Heinrich von Kalnein

Natango Music/Galileo MC NAT47620-2
(91 Min., 9/2016–6/2019) 2 CDs

Wenn man etwas über Heinrich von Kalneins Experimentierfreude, Entdeckungslust und Meriten als Hochschulprofessor erfahren will, kann man sich in dem langen Wikipedia-Eintrag informieren, der dem in Baden-Baden geborenen und in Österreich lebenden Saxofonisten gewidmet ist. Noch einfacher und aufschlussreicher ist es freilich, sich das Doppelalbum anzuhören, das sich von Kalnein zu seinem 60. Geburtstag am 4. Juli spendiert hat.
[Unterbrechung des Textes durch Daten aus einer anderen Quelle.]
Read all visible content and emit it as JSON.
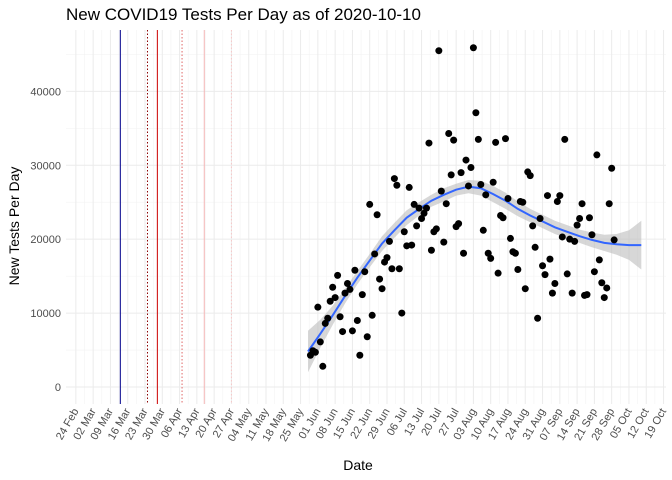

Dessen erster Teil besteht aus einer verrückt klingenden Idee: Im Studio des Pianisten Joachim Kühn auf Ibiza hatte der Saxofonist zunächst eine Reihe von Soloimprovisationen aufgenommen. Im Nachgang lud er die Bassistin Gina Schwarz und den Drummer Lukas König ein, diese Alleingänge zu begleiten.
Umgekehrt geschieht es ja vor allem bei eher poppigen Produktionen öfter, dass ein Solist zu einem bereits fertigen Backing Track einer Rhythmusgruppe spielt. Aber von Kalneins Versuchsanordnung birgt eine enorme Herausforderung für Bass und Drums, weil die Verhältnisse auf den Kopf gestellt sind und man auf Unerwartetes reagieren muss.
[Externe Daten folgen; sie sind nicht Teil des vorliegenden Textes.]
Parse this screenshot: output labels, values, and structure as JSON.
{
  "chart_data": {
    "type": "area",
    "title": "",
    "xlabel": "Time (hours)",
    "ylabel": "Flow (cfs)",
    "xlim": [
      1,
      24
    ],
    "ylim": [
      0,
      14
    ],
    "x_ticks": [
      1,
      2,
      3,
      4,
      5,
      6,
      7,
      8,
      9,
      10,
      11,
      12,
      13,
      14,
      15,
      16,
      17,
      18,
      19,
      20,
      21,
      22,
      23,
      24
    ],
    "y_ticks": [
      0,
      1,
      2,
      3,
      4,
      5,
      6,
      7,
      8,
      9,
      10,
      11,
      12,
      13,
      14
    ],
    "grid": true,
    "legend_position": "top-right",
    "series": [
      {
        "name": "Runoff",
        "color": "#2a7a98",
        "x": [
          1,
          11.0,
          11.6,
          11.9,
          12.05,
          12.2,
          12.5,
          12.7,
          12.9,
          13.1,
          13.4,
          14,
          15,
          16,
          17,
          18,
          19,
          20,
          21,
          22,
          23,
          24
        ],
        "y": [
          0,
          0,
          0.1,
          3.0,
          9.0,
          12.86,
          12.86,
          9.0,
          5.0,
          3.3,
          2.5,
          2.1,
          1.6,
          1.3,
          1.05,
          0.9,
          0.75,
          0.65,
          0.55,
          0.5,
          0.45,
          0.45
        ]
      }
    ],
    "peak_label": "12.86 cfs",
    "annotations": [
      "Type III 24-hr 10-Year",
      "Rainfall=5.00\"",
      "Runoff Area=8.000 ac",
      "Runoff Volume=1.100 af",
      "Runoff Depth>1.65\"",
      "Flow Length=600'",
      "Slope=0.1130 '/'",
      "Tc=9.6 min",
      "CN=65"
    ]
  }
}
Wenn man dann noch erfährt, dass die Tonspuren von Schwarz und König im Großen und Ganzen first takes sind, muss man den Hut ziehen. Diese raue Konversation, die die drei da auf CD 1 pflegen, hört sich lebensecht und an keiner Stelle virtuell an. Was sich auch der Schlüssigkeit und inneren Logik der Soloimprovisationen des Saxofonisten verdanken mag. Dass das Trio auch wunderbar funktioniert, wenn es bei vier Nummern tatsächlich gemeinsam im Studio steht, verwundert dann nicht.
Widmet sich der erste Teil des Doppelalbums dem vollen Risiko des Impromptus, konzentriert sich der zweite Teil auf das Kompositorische. Aber auch da zeigt von Kalnein seinen Sinn fürs Unorthodoxe, indem er mehr oder minder ausschließlich sein Leib- und Magen-Instrument sprechen lässt: und zwar in Form des Saxofon-Quartetts, das er gemeinsam mit seinen Studierenden am Jazzinstitut der Kunstuniversität Graz ins Leben gerufen hat.
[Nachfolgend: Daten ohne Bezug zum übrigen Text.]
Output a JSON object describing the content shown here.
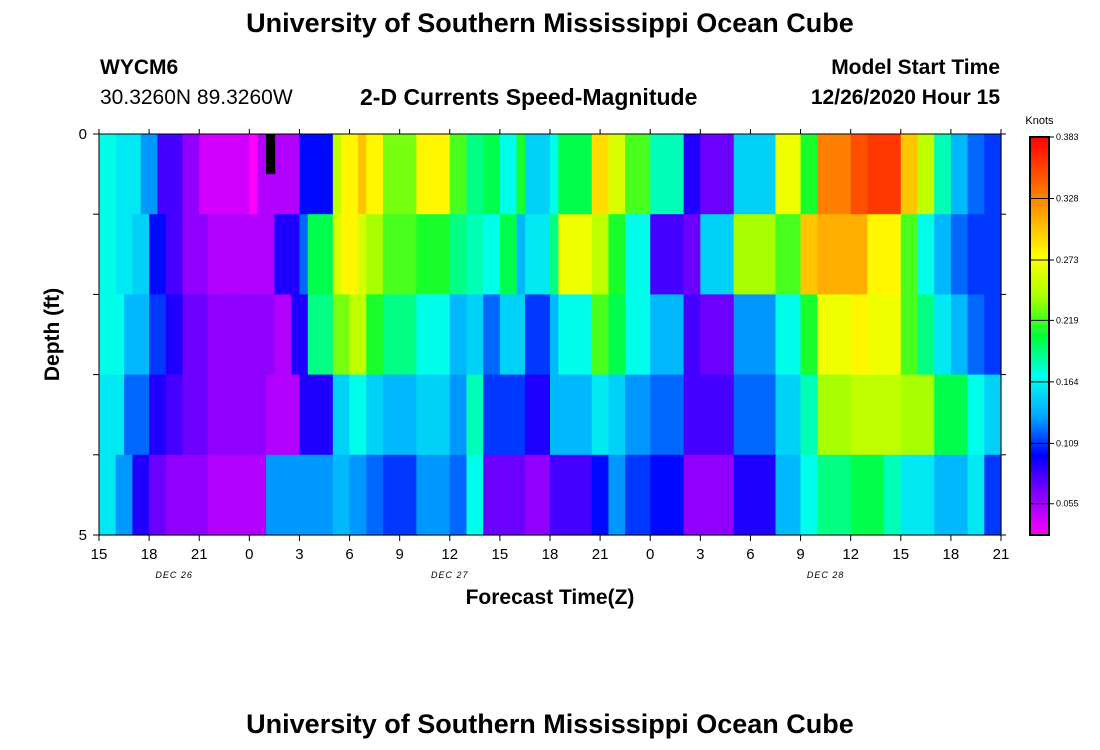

Punktuell um die Synthesizersounds von Uli Rennert erweitert, präsentieren sich Jaka Arh am Sopran, Jonathan Herrgesell am Alt, Christina Miguel Martinez am Tenor und von Kalnein am Bariton als eingeschworene Einheit mit einem vollmundigen Gesamtklang und großer Liebe für die prominenten Saxofone der Jazzgeschichte. Man hört die Four Brothers, man hört das World Saxophone Quartet, man hört Big-Band-Bop, Tango Nuevo oder meditative Klangschichtungen – und immer wieder John Coltrane. Mal in einem tollen, zwischen Flamenco und Afro changierenden Arrangement von „Blue Train“, mal versteckt in der von Rennert geschriebenen Suite „3-4-5“, in der Tranes „Countdown“-Solo verwoben wurde.
Und so gelingt Heinrich von Kalnein mit seiner Geburtstagsveröffentlichung ein zum Titel „Möbius Strip“ passendes physikalisches Kunststück: Er schaut gleichzeitig scharf nach hinten und kühn nach vorn.